À Leksand la jeunesse était partie comme d’habitude au printemps pour chercher du travail. Il n’y avait guère que les vieilles gens qui étaient restés à la maison ; lorsque les oies sauvages passèrent, une longue file de vieilles femmes s’acheminaient par la superbe allée de bouleaux vers l’église. Elles avançaient sur le sol blanc, vêtues de leurs courtes jaquettes de peau de mouton d’une blancheur éblouissante, de jupes de cuir blanches, de tabliers jaunes ou rayés de blanc et de noir, et de coiffes blanches encadrant leurs cheveux blancs.

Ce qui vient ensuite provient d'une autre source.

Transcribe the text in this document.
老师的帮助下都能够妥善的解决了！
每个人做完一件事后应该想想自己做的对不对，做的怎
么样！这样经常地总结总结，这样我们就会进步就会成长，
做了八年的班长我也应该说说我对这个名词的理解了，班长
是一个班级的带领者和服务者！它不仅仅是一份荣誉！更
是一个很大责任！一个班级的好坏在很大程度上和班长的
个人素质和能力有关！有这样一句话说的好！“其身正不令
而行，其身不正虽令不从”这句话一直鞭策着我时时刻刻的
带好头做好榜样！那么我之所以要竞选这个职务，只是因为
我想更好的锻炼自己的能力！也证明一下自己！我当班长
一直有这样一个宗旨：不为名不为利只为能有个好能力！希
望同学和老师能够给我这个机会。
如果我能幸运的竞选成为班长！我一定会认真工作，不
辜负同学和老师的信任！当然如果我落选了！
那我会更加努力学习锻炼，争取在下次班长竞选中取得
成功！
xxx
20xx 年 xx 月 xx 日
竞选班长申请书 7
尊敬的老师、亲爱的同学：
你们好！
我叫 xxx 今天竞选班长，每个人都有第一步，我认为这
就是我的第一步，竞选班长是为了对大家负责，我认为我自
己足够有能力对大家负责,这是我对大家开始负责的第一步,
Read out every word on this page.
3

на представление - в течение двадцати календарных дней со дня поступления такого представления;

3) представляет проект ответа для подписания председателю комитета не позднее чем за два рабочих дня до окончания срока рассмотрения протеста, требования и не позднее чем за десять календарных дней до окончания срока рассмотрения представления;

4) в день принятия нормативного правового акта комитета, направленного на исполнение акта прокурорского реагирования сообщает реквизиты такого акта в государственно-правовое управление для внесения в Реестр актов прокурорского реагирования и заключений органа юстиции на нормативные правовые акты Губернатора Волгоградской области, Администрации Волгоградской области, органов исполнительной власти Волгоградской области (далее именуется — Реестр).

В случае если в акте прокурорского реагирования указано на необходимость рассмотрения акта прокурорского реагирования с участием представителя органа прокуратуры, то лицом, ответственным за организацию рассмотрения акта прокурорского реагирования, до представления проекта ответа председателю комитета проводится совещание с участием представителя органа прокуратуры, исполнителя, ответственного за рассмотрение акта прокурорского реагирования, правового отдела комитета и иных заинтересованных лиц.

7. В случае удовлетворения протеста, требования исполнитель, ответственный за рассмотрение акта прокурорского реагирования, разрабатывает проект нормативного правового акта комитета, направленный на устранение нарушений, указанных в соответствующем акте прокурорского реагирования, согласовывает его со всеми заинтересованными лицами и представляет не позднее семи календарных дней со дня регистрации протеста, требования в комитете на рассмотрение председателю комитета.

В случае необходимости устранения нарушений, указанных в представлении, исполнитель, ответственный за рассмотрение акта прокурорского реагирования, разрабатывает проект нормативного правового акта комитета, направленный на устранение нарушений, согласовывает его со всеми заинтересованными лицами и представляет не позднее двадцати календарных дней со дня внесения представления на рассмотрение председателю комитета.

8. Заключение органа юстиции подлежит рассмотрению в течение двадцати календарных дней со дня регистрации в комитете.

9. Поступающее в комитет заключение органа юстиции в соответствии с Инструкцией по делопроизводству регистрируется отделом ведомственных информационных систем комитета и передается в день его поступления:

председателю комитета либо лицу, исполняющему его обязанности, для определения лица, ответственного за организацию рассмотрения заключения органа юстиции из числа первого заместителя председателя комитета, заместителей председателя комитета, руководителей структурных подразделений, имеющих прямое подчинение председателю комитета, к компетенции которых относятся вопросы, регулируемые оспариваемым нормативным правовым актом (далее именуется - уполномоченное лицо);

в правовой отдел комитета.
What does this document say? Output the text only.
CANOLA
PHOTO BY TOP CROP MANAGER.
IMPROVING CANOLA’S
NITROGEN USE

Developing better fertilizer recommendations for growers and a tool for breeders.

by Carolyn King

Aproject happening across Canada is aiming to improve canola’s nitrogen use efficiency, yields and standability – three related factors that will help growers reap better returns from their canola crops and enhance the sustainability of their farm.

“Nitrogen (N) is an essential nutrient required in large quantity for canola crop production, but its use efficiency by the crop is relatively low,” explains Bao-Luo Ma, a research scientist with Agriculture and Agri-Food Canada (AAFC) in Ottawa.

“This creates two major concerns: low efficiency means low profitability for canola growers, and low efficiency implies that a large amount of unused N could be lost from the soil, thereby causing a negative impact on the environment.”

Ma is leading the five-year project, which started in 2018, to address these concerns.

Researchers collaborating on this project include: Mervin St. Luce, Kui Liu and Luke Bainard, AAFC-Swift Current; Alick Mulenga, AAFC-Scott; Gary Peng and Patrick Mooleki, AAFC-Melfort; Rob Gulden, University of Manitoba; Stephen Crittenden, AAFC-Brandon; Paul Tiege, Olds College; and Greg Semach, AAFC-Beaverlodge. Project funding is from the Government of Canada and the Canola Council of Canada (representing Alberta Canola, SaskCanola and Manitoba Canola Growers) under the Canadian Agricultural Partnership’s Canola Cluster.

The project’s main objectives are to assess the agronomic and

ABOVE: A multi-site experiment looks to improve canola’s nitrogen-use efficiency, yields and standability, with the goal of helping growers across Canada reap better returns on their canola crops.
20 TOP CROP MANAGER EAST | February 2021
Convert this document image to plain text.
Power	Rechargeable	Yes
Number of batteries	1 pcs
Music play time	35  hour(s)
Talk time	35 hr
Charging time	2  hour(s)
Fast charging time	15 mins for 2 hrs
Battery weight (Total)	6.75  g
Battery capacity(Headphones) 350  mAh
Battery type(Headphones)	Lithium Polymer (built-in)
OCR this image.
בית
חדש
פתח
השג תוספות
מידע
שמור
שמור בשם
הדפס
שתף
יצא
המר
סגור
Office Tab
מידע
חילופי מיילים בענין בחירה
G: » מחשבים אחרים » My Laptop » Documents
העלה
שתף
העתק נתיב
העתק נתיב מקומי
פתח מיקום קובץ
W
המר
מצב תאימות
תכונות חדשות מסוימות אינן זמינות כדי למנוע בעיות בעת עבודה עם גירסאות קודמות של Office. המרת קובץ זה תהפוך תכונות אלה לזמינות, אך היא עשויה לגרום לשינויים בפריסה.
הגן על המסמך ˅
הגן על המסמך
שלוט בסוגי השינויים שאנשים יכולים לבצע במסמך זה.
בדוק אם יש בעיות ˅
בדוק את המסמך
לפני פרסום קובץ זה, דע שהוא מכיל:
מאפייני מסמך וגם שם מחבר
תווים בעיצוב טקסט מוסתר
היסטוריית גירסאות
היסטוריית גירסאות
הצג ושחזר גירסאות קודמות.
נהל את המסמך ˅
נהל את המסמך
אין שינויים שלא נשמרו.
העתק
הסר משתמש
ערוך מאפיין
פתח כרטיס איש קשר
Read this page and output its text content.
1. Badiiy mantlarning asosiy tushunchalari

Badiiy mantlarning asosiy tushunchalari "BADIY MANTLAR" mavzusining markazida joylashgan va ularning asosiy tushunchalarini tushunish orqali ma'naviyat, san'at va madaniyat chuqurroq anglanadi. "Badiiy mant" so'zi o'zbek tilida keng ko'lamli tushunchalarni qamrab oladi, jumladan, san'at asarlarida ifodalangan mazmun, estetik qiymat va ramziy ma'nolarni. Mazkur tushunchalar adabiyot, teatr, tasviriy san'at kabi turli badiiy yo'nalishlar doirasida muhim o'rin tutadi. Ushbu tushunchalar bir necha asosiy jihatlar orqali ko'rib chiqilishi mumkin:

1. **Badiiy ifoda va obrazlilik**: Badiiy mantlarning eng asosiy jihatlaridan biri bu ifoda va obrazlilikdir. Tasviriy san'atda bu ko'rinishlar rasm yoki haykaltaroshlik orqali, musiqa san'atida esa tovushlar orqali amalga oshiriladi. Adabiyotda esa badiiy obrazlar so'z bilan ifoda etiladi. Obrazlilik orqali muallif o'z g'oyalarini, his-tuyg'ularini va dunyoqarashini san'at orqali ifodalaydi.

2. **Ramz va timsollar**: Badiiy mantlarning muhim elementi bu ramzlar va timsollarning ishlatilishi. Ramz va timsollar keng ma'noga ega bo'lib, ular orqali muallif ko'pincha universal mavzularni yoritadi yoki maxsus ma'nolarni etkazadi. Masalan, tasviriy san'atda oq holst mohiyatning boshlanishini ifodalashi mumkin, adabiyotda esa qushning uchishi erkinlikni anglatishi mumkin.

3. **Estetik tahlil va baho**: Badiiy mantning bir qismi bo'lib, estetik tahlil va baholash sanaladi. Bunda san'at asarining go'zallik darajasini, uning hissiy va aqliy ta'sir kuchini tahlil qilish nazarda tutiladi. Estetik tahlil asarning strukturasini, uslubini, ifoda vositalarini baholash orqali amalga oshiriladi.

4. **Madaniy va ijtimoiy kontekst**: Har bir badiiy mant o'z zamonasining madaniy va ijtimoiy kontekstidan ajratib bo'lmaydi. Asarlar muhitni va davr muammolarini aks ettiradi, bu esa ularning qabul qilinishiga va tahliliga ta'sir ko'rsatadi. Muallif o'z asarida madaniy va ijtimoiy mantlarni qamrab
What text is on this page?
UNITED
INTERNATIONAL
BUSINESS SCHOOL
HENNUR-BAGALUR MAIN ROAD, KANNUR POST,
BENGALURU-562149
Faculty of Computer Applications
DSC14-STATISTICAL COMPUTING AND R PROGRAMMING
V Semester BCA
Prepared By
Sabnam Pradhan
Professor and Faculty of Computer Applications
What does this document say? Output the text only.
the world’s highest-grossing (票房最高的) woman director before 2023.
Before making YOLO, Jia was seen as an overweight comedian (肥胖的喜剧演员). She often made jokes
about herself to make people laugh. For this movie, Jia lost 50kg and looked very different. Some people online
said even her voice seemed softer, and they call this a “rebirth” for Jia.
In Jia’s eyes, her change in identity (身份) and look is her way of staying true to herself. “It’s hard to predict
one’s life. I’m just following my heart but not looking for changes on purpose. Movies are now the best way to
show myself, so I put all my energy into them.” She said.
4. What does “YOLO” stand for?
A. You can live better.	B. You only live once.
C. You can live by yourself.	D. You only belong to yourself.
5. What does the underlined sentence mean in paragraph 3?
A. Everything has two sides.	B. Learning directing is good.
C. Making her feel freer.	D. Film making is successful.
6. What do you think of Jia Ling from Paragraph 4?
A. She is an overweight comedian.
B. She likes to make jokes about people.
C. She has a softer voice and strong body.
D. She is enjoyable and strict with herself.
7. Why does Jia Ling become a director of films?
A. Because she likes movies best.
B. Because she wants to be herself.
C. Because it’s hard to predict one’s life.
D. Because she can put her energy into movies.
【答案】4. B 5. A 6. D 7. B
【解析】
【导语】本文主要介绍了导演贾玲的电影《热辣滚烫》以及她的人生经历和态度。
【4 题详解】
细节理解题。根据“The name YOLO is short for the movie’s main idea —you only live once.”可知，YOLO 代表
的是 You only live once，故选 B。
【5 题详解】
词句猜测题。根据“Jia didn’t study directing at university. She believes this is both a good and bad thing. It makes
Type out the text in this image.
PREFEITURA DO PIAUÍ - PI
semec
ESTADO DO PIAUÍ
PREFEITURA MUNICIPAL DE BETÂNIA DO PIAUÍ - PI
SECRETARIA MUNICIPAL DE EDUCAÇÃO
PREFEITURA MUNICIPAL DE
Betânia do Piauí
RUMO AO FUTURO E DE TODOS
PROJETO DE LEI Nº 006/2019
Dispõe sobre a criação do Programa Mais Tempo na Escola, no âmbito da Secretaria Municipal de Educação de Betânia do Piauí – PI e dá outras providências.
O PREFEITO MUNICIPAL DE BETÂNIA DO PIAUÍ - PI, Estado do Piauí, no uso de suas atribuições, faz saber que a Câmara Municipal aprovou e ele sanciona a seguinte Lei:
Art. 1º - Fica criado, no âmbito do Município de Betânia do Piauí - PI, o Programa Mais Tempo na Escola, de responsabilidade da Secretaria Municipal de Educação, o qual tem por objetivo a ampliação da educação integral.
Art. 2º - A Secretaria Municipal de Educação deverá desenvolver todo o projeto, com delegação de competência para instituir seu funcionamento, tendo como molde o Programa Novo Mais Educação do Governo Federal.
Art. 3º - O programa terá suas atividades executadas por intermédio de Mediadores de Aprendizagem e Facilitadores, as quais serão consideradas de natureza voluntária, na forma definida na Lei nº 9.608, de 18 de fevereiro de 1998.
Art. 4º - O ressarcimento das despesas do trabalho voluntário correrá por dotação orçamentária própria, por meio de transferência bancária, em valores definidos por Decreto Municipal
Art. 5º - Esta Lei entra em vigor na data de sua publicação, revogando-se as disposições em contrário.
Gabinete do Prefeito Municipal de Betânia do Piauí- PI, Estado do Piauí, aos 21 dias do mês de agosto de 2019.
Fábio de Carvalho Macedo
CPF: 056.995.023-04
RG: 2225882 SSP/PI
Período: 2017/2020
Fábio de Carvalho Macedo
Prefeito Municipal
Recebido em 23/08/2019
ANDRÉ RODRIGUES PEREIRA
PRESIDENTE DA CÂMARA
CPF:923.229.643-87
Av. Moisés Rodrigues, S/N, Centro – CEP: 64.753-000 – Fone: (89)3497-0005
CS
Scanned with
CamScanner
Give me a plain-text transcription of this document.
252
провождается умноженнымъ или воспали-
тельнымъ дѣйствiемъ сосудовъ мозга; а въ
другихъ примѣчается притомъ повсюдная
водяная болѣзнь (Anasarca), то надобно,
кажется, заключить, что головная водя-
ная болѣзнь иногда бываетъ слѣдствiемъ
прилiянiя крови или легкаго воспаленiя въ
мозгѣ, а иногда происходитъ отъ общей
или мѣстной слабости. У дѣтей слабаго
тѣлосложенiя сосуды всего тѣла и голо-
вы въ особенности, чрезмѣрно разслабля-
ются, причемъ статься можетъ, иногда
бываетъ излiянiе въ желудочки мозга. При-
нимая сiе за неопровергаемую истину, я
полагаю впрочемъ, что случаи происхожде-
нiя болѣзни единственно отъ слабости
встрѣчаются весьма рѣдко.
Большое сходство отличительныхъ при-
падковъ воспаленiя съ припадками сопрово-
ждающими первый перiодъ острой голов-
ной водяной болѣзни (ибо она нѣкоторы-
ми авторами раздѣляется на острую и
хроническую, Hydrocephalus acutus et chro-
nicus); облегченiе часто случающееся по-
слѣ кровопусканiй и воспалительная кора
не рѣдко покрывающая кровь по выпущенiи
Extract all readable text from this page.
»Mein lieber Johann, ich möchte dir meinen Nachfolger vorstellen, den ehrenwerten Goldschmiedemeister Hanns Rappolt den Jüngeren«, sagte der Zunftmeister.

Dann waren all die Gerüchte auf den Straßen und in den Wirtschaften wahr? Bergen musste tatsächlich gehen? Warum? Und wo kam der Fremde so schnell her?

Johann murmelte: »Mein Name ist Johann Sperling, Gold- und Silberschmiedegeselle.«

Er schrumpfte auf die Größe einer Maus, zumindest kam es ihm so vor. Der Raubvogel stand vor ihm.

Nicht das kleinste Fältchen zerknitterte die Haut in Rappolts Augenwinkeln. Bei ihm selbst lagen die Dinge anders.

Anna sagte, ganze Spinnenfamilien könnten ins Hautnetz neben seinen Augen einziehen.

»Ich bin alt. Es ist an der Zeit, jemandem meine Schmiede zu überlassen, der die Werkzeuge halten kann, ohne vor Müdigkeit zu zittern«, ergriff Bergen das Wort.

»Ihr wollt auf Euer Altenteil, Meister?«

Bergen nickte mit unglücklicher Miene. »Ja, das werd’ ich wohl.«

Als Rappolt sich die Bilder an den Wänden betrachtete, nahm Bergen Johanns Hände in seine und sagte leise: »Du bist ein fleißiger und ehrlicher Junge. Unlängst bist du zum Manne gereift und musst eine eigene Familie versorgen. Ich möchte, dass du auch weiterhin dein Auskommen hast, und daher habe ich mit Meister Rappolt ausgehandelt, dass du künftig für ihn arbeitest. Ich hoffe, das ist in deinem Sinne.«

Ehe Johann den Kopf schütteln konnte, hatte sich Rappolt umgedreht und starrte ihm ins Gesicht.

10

« Chère mère Akka, vole lentement pour que je voie ces vieilles gens », pria Nils. L’oie-guide jugea ce désir raisonnable ; elle s’abaissa aussi bas qu’elle osa, et fit trois fois le tour de l’allée de bouleaux. Il n’est pas facile de dire comment elles étaient, vues de près, mais vues ainsi d’en haut, les vieilles femmes paraissaient étrangement dignes et imposantes. « On dirait qu’elles ont pour fils et filles des rois et des reines », pensa Nils.
À Leksand il y avait autant de neige qu’à Rättvik. Akka résolut de pousser encore davantage vers le sud, du côté de Floda.
À Floda les gens étaient à l’église quand arrivèrent les oies, mais comme il devait y avoir un mariage après le service divin, le cortège de la noce était réuni devant le temple. La mariée portait une couronne d’or sur ses cheveux dénoués ; elle était couverte de bijoux, de fleurs et de rubans bariolés, le tout si éblouissant que cela faisait mal aux yeux. Le marié portait un long habit bleu, des culottes courtes et un bonnet rouge. On distinguait les demoiselles d’honneur aux guirlandes de roses et de tulipes brodées autour de leur taille et au bas de leurs jupes. Parents et voisins formaient la queue du cortège, vêtus eux aussi du costume multicolore de la paroisse.
« Chère mère Akka, vole lentement pour que je voie les jeunes mariés », pria Nils.
L’oie-guide s’abaissa aussi bas qu’elle osa, et fit trois fois le tour de l’enceinte du temple. Il est difficile de dire comment ils étaient, vus de près, mais vus d’en haut jamais mariée ne fut plus douce, époux plus fier ni cortège de noce plus magnifique. « Je me demande si le roi et la reine portent de plus beaux habits dans leur château », se demanda Nils.
À Floda, les oies trouvèrent enfin des champs découverts, et purent faire halte pour manger.